One by one our wild geese returned over the weekend. Jonjo came back by bus from Kildare and we picked him up from the bus station at the airport and were relieved to find him sober and happy to have made it through his visit home without falling off the wagon, the glint in his eye suggesting that he might reward himself with a trip to booze-ville when we get back to London. Brendan was in great spirits arriving at Heuston looking even more like Santa Claus, this time with a big sweater that looked handmade and a wide grin that most certainly came from home. He was full of news from Limerick about all the new additions to the clan, he had been out on Saturday night for a few drinks with his brothers but none of them including Brendan had the staying power of old when they used to stop out all night long. He was in bed by ten and up early on Sunday helping his mother with the dinner before bidding fond farewells and promises of a swift return from Colbert Station. Maeve was back from her Thelma-and-Louise road trip to Cavan and we picked up Mary from Cabra who was waiting at her mother’s door with arms full of seasonally wrapped parcels to take back to London. On the way we picked up John from the Belfast train and we would be putting on a train at Holyhead to the rest of his family in Liverpool on the way back.
On Sunday with everyone back from their travels we went to The Island View Hotel in Malahide for their fantastic carvery lunch. Even Spud surfaced from his bed where he had hibernated for much of the week saying how great it had been to get away from all the cares of the world. Bob and Rob were happy too sitting quietly smiling away to themselves, one with a pint of Guinness the other happy to be dry. Another cousin of mine turned up to say hello and had the ladies swooning, facing their (very) personal questions with a rather strained grin.

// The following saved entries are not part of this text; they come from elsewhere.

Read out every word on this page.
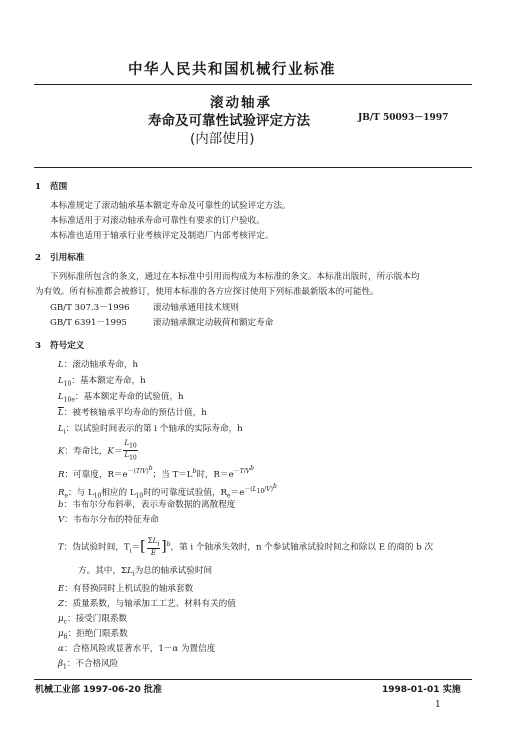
中华人民共和国机械行业标准
滚动轴承
寿命及可靠性试验评定方法
(内部使用)
JB/T 50093－1997
1 范围
本标准规定了滚动轴承基本额定寿命及可靠性的试验评定方法。
本标准适用于对滚动轴承寿命可靠性有要求的订户验收。
本标准也适用于轴承行业考核评定及制造厂内部考核评定。
2 引用标准
下列标准所包含的条文，通过在本标准中引用而构成为本标准的条文。本标准出版时，所示版本均
为有效。所有标准都会被修订，使用本标准的各方应探讨使用下列标准最新版本的可能性。
GB/T 307.3－1996	滚动轴承通用技术规则
GB/T 6391－1995	滚动轴承额定动载荷和额定寿命
3 符号定义
L：滚动轴承寿命，h
$L_{10}$：基本额定寿命，h
$L_{10e}$：基本额定寿命的试验值，h
$\overline{L}$：被考核轴承平均寿命的预估计值，h
$L_i$：以试验时间表示的第 i 个轴承的实际寿命，h
K：寿命比，$K= \frac{L_{10}}{L_{10}}$
R：可靠度，$R=e^{-(T/V)^b}$；当 $T=L^b$时，$R=e^{-T/V^b}$
$R_e$：与 $L_{10}$相应的 $L_{10}$时的可靠度试验值，$R_e=e^{-(L_{10}/V)^b}$
b：韦布尔分布斜率，表示寿命数据的离散程度
V：韦布尔分布的特征寿命
T：伪试验时间，$T_i=[ \frac{\Sigma L_i}{E} ]^b$，第 i 个轴承失效时，n 个参试轴承试验时间之和除以 E 的商的 b 次
方。其中，$\Sigma L_i$为总的轴承试验时间
E：有替换同时上机试验的轴承套数
Z：质量系数，与轴承加工工艺、材料有关的值
$\mu_c$：接受门限系数
$\mu_{fi}$：拒绝门限系数
α：合格风险或显著水平，1－α 为置信度
$\beta_1$：不合格风险
机械工业部 1997-06-20 批准	1998-01-01 实施
1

When we were leaving we had to drive a couple of miles to catch up with Rob who had stepped out for home ahead of us along the strand.

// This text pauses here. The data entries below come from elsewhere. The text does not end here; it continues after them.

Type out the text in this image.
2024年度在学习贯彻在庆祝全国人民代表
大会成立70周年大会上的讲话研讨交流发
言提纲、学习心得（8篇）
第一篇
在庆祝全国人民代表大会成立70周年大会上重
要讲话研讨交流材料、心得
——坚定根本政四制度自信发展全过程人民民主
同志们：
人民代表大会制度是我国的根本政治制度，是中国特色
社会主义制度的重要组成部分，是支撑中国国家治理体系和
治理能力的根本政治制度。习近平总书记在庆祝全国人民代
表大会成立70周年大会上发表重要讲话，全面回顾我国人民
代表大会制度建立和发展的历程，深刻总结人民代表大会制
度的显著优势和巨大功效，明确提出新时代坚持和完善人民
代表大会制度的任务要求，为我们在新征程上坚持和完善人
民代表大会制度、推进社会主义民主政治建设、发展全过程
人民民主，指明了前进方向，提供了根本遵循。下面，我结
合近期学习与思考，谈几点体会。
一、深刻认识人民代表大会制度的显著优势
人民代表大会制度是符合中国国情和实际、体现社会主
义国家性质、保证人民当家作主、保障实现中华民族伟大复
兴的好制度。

We had one last dip in the hotel swimming pool and Jacuzzi and I was re-educated about my preposterous belief that the name came from the French word J’accuse, meaning to blame someone else for farting in the bath. Apparently there were two Italian brothers of that name who invented the contraption. Who knew? One more trip to JC’s to get ham, cheese and bread for sandwiches in the morning and we were met by one of the management team who took our picture for their website and thanked us for our generosity donating the turkey to the St. Vincent de Paul charity. What would we do with a 50lb turkey anyway? It would have cost more money than we had left after paying the heating bill to cook it and stuff it.